Another way that Friedlaender has sought to reach the public is through his photography. His book Unframable is a collection of 94 mind-seducing pictures of what has been described as the heuristic value of the Antarctic. He admits that photography began for him as a method of tracking the unique markings on individual whales rather than artistic expression.

“I would never call myself a photographer or an artist, I look for things that are just compelling in my eyes and fit my aesthetic,” he said. “With animals it’s having them act in natural ways and behaving in natural ways that are relaxed, but are indicative of what they do and how they behave naturally.”

Beyond his own photography, Friedlaender has been involved with National Geographic for a number of years, including collaboration with Greg Marshall on the CritterCam project. CritterCams, like Friedlaender’s suction cup cameras, are fixed to an animal to track and record its unadulterated behavior in the absence of humans.

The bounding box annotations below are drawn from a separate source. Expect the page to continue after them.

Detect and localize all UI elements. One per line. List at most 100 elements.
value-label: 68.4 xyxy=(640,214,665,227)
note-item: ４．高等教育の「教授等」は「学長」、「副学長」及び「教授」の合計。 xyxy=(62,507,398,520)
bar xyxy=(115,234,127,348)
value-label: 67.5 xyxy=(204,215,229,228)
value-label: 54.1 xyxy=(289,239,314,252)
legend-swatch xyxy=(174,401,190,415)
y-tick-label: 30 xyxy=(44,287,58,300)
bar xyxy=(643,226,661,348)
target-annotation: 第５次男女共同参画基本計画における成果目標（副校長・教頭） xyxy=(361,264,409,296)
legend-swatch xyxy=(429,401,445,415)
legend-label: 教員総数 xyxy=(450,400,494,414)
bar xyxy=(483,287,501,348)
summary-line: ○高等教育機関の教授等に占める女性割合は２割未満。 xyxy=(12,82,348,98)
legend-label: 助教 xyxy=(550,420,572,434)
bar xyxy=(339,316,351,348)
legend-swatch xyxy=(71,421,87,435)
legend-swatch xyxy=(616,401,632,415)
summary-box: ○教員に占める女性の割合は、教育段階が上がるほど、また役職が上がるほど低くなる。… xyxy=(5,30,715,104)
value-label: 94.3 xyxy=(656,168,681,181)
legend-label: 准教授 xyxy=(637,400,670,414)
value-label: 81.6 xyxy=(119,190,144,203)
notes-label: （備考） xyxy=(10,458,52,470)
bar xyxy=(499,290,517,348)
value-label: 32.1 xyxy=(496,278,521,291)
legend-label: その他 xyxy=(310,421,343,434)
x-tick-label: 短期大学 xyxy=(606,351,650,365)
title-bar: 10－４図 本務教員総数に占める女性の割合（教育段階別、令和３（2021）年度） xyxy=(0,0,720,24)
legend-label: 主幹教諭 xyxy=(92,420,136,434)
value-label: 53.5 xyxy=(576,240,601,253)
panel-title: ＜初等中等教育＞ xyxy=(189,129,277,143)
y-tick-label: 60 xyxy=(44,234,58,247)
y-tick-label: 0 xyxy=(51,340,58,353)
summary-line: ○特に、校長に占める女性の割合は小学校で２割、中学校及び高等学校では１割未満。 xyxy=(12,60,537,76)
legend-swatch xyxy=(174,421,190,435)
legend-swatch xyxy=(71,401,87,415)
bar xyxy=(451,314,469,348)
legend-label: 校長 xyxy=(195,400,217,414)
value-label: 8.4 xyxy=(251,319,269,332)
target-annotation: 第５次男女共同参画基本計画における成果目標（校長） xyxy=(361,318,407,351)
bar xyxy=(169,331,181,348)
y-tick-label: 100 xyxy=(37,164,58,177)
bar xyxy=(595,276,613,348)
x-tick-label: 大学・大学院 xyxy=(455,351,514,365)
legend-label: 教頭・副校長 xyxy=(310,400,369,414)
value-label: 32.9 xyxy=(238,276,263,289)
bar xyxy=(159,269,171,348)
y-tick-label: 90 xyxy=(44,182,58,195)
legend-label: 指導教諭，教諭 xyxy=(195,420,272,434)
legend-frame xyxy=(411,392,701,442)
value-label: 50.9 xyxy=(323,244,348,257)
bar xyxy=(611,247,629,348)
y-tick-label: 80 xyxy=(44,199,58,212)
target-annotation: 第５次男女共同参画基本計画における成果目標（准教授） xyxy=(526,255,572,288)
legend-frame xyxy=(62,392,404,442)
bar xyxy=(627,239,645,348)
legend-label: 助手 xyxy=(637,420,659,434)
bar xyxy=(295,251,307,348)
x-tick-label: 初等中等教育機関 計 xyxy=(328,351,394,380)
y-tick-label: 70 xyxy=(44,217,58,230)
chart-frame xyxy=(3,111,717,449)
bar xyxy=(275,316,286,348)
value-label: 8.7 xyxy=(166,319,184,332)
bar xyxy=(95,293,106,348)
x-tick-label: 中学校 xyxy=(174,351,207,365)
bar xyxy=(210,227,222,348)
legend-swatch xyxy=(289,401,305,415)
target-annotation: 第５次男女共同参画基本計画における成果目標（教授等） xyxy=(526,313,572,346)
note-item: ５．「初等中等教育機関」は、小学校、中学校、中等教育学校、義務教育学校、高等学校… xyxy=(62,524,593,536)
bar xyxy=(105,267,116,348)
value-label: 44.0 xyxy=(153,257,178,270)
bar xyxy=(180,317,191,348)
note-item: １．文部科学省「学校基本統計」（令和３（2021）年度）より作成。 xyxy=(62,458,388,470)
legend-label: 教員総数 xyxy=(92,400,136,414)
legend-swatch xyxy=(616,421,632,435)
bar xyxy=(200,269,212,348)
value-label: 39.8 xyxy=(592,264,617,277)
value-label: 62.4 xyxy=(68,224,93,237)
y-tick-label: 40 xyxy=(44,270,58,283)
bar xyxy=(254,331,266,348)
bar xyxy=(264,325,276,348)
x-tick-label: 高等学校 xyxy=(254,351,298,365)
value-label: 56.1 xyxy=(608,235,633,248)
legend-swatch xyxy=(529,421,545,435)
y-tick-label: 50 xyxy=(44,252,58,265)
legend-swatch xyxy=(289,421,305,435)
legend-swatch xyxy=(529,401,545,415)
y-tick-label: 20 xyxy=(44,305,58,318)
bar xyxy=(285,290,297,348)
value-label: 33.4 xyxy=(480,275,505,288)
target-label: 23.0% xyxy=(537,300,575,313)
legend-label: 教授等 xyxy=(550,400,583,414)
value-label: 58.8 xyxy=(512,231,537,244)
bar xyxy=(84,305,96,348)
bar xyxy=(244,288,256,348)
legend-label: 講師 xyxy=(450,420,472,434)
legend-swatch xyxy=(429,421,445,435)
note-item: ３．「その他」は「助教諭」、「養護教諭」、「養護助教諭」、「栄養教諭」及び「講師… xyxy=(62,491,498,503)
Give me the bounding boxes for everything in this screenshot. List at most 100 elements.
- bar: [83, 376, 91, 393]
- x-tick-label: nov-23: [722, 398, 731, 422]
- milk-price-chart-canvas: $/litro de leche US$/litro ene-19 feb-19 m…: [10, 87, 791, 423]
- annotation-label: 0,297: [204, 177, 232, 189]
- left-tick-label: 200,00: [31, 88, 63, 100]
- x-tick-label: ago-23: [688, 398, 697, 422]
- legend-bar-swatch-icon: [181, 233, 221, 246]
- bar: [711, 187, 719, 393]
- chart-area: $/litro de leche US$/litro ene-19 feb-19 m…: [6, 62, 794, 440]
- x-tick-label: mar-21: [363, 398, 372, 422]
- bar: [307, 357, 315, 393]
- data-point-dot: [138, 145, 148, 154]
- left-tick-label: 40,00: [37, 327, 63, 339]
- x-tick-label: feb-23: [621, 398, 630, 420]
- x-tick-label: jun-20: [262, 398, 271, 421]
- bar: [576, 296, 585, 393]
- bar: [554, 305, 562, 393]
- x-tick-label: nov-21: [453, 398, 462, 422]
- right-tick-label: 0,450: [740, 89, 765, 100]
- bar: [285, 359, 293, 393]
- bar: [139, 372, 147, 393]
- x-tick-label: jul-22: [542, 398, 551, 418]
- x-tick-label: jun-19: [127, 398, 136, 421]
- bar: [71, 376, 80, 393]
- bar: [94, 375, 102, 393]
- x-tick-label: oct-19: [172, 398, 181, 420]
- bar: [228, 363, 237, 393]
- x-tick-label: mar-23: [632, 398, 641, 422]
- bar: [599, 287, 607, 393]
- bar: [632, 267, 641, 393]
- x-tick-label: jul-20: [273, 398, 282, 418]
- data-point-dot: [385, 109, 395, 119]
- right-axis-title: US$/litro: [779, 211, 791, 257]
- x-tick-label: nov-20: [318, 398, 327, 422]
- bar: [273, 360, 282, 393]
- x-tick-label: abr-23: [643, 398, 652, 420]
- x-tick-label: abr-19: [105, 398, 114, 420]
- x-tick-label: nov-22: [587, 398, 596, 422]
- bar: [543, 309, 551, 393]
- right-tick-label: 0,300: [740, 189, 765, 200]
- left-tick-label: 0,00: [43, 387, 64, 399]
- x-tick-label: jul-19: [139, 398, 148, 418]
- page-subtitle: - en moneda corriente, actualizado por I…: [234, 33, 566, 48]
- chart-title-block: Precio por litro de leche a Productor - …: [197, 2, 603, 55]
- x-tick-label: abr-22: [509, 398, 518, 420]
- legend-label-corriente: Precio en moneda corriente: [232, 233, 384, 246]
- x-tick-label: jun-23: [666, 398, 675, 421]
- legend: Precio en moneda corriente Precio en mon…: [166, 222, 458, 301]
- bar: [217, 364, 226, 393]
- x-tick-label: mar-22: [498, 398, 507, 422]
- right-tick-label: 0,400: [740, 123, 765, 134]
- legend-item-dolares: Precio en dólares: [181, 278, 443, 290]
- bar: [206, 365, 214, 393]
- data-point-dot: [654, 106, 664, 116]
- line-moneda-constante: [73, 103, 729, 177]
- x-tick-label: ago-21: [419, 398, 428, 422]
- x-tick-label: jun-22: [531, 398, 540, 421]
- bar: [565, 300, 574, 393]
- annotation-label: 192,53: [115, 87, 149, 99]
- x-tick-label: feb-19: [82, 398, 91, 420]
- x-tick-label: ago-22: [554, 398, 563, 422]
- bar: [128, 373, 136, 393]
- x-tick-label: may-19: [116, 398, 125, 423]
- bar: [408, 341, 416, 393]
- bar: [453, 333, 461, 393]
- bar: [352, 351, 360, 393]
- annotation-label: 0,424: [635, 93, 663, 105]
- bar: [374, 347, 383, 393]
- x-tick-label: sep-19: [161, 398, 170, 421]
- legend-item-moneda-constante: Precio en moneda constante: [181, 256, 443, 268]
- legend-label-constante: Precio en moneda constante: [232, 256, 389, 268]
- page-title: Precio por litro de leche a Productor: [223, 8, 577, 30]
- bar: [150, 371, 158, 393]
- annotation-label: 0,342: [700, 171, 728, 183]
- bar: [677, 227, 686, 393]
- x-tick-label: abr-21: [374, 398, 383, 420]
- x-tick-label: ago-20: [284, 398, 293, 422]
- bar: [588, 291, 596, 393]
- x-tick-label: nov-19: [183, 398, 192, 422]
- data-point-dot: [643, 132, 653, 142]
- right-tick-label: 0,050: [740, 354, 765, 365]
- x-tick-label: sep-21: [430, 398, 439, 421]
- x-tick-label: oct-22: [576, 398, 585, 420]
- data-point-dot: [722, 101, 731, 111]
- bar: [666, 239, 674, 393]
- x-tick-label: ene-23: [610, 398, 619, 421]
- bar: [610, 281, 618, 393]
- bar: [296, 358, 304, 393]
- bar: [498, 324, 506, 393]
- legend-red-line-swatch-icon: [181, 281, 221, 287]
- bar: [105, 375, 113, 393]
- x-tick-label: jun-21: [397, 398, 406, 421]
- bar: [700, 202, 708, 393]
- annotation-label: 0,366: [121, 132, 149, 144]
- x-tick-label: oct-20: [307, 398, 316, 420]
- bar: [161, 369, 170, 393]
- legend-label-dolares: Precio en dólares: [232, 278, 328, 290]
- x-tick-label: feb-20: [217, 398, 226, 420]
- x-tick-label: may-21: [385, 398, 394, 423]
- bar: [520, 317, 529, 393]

“Last year our collaboration with National Geographic grew,” he said. “They featured our whale research on Continent 7, which was a six-part documentary series about science in the Antarctic.” Check out clips on YouTube to see Friedlaender work in his natural environment and try not to get jealous.

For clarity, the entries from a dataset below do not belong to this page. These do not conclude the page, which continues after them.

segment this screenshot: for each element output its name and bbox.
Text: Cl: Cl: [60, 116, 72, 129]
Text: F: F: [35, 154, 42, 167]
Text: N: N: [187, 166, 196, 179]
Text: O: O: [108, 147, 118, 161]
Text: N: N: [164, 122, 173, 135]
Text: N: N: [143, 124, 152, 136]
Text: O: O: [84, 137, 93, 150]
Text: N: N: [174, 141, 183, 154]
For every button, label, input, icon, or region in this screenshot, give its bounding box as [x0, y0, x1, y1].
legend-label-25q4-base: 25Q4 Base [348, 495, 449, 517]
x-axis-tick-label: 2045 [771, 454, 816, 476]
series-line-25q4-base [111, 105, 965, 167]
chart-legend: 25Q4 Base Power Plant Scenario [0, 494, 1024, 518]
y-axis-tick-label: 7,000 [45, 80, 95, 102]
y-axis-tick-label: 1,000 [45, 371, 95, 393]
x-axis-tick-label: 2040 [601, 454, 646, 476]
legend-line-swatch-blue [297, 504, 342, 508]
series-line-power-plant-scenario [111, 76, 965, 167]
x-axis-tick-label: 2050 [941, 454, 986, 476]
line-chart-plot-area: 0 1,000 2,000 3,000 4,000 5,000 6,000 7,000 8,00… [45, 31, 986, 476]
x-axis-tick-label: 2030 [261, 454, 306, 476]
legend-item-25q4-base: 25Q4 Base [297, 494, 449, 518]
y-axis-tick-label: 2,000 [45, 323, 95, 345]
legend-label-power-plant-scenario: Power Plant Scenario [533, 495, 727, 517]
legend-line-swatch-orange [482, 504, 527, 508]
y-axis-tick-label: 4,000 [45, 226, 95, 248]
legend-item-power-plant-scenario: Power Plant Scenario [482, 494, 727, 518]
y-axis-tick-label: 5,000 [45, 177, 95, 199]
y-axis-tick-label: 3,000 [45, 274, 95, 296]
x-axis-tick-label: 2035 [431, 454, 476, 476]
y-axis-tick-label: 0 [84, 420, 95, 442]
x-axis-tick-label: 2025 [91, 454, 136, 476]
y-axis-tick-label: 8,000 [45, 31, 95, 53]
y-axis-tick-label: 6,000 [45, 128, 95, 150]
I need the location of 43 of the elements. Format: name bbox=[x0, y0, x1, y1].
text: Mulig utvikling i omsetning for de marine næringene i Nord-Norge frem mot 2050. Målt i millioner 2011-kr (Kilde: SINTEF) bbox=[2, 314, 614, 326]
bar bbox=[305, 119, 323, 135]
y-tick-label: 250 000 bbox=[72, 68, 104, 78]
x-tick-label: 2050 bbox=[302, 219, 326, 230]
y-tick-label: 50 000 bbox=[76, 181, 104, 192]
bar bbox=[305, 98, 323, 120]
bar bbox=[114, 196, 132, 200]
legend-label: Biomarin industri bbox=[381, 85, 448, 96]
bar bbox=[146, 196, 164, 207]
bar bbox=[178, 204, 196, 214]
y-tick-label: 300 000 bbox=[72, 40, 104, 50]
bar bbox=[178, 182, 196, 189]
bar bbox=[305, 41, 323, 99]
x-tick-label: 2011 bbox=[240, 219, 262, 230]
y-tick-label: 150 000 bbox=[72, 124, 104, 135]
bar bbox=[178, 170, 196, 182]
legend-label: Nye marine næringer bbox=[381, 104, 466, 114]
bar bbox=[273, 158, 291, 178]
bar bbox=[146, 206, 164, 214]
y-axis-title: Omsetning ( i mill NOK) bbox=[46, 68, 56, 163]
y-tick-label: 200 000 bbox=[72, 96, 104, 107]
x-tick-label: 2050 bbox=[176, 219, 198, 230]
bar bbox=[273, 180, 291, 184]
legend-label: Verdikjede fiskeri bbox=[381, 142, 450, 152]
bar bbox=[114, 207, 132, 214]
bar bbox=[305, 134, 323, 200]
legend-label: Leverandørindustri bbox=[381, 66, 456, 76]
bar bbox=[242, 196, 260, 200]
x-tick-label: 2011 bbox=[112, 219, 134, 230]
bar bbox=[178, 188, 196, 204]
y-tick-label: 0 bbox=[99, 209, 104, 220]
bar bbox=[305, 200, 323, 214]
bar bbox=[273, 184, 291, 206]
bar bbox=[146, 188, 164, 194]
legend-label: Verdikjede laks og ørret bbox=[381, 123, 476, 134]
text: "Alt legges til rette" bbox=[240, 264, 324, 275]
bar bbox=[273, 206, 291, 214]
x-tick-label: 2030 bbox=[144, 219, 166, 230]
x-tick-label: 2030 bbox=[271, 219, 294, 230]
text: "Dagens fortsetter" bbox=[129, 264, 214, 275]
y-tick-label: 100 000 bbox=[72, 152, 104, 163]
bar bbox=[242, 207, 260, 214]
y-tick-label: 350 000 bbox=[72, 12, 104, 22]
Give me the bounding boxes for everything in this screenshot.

Ultimately Friedlaender and his many colleagues are focused on making this knowledge and their research accessible to the public – to inspire the next generation and pass the torch to the next wave of scientists and researchers.

“We write books, and take photographs, and do things like work with National Geographic just to try and show people… what it means to do science, and what it could mean for them if they are interested,” said Friedlaender.

Conclusion
Friedlaender told me that in order to make an impact on people, you must make the experience memorable. He goes to extraordinary lengths to accomplish this, all to ensure folks like you, me, and the next surge of young ’uns have the tools and knowledge to make good decisions and appreciate intrinsic value.

Once Friedlaender returns from his three-week trip in Antarctica, he will recoup for two weeks before heading out to tag whales in Monterey Bay. “From there we have a project with a student in Alaska who is looking at how humpback whales take advantage of salmon hatcheries and are learning to feed on salmon that are being grown for release into the wild,” he said. “Then by June we start working on a project in California – a longer-term project to look at the effects of Navy sonar on marine mammals.”

Friedlaender does not miss a beat – if he could be in the Antarctic 12 months of the year, he would. During our conversation, I lost count of how many times he said opportunity. His work is about seizing opportunities – opportunities to get to Antarctica, funding opportunities, the opportunity to collaborate with researchers, and the opportunity to communicate with the media.

His message is simple: we all have the opportunity to preserve and enjoy one of the most vast and unique, but also threatened ecosystems on the planet. Friedlaender put it like this: once they’re gone, they’re gone.